Jones' fans are hopefully devoted to vote

May 01, 2007|By Mary Carole McCauley | Mary Carole McCauley,Sun reporter

Debbie Davidson of Glen Burnie voted so many times for American Idol contestant Lakisha Jones last week that she jokes that she's in danger of getting carpal tunnel syndrome.

Halfway across the country, in Flint, Mich., where Jones grew up, Dollie Twigg voted nonstop for four straight hours - on two phone lines. Twigg's land-line phone was in her right hand, her cell in her left.

"Normally, I don't act like a teenybopper," says Twigg, 48, who admits that she stayed awake until 4 a.m. Wednesday, sending e-mail messages lobbying fans of the show on the West Coast, where the polls, um, voting lines, stay open late.

Though Twigg and Davidson have never met, they are comrades in a joint crusade. Not only does Davidson herself "power vote," the five members of her family who have cell phones are under strict orders to power vote for Jones as well.

A longtime customer of Provident Bank in Millersville, Davidson met Jones when she worked there last year as a teller. Davidson was captivated by Jones' warm personality even before she was knocked out by her powerhouse of a voice.

"She is a very happy, bubbly person, really nice," says Davidson, a 42-year-old mother of seven.

"I just vote continuously because I want Lakisha to win. I make sure that my cell phone is fully charged on Tuesday night, and I keep switching hands. But by the time I finally stopped voting last week at about 12:30 a.m., both my arms were killing me."

The efforts of Davidson, Twigg and others like them go beyond valiant. In fact, the word "fanatic" - which, after all, is the long form of "fan" - comes to mind.

But, sadly, it all might be for naught, aching wrists and sleep-deprived mornings notwithstanding.

American Idol doesn't discourage the practice, saying there is no official limit on the number of votes that any one person is allowed to cast. The reality show only prohibits technically enhanced voting, such as the kind promoted on the Web site dial The producers say they can detect votes cast by a computer modem and remove them.

"To date, that has not been necessary," Idol officials said in a statement, "as their votes have had no impact on the outcome of the competition."

Ah, there's the rub. If a super-speedy computer can't swing the results, how can 10 stubby fingers?

Let's do the math: Last week, 70 million votes were cast for the six contestants. That comes out, very roughly, to 12 million votes for each singer.

Pretend that a dedicated, power-voter such as Davidson or Twigg managed to successfully cast, oh, 600 votes during the four hours that the lines were open last week - an amount higher than either woman estimates.

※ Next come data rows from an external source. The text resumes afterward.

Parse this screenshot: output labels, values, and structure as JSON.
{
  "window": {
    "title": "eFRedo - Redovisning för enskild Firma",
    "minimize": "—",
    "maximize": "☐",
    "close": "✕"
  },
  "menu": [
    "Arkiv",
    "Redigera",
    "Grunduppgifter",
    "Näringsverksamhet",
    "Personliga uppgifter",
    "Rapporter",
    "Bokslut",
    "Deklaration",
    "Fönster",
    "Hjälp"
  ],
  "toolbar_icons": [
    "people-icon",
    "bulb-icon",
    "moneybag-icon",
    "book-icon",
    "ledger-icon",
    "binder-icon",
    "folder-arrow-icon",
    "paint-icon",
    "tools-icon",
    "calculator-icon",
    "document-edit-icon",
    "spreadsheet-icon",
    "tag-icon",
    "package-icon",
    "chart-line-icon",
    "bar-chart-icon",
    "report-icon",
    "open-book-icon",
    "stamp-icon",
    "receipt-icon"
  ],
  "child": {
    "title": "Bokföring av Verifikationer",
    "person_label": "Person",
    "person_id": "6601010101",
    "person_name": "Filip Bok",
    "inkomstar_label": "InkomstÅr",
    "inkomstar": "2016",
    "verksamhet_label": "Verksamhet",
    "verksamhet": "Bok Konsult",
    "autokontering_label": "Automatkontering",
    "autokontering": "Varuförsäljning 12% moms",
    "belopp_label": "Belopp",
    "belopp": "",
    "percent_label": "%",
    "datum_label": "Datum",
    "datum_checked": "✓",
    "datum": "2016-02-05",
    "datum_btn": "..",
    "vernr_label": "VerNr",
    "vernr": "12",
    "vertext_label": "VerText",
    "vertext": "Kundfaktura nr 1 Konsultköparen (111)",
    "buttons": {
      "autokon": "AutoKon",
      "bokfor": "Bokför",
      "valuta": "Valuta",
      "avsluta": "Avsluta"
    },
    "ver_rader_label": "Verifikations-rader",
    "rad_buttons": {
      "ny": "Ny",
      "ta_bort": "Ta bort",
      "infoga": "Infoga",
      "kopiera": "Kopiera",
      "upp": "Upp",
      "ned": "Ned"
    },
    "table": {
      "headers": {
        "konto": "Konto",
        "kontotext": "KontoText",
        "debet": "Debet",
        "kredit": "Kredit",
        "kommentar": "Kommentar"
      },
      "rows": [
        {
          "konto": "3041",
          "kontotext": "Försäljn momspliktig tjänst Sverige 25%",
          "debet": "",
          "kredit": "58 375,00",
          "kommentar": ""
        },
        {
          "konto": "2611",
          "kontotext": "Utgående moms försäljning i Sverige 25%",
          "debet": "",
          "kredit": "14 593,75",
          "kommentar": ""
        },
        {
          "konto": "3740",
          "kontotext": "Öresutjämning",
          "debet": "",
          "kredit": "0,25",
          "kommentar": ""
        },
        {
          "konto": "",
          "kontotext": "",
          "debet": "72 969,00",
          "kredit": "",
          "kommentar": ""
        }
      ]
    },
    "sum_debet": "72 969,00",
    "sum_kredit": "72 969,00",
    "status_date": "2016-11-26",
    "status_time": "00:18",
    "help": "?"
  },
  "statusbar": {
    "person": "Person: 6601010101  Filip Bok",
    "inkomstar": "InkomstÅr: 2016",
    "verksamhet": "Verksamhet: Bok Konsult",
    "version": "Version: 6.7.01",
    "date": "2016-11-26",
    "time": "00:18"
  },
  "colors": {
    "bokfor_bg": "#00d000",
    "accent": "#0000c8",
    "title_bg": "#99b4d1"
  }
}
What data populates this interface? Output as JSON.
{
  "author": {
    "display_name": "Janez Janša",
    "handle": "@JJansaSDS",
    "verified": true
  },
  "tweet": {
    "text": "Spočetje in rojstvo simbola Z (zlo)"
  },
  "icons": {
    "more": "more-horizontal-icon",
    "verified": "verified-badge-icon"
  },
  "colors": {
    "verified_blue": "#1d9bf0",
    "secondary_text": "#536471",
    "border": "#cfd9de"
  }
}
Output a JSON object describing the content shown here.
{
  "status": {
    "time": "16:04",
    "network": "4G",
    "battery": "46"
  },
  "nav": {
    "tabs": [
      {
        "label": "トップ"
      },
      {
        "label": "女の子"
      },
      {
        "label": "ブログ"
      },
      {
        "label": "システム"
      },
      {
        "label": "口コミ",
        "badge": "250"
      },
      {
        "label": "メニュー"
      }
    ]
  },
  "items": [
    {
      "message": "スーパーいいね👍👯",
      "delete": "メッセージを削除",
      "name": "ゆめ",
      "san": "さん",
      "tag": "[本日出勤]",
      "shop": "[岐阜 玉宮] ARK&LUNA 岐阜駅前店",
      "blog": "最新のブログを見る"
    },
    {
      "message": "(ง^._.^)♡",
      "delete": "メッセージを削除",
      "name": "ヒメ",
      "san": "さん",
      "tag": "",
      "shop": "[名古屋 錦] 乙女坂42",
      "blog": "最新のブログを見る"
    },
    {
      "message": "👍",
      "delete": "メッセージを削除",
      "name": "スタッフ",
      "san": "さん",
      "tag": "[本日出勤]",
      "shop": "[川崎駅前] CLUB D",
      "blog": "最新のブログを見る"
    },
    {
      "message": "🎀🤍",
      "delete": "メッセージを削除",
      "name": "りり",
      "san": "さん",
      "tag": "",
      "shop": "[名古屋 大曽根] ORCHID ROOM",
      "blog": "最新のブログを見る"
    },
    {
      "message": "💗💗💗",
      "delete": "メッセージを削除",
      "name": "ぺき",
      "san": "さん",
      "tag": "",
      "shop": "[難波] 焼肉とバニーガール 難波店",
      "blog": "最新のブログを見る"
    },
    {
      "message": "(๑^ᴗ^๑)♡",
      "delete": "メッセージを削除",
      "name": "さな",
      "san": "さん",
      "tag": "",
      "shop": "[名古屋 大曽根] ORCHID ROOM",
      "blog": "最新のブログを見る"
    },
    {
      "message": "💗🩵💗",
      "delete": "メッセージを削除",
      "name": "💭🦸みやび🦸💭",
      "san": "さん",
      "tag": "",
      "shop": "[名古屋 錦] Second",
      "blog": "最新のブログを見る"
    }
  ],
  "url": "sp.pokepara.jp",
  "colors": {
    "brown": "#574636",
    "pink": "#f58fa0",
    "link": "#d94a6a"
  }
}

So 198 other people also would have had to jam through 600 successful votes on the same night for her as well, to boost Jones' standing by even 1 percentage point.

Remember that a huge number of potential votes are blocked by swamped phone lines, resulting in callers hearing a busy signal.

And remember, as well, that the remaining five candidates have their own supporters who may well be power voting for them.

Still, such voters as Davidson and Twigg aren't deterred, perhaps because the feeling that anointing the new American Idol is more a matter of faith than of science.

"I've always thought it's pretty stupid that people can vote as many times as they want," Twigg says. "But as long as that's the system they use, and as long as the supporters of other candidates are power voting, I can't stop.

"Regardless of whether my votes affect the outcome or whether they don't, I'm going to continue to do my thing. That's the only way I know how to help Lakisha: to go home and vote for her."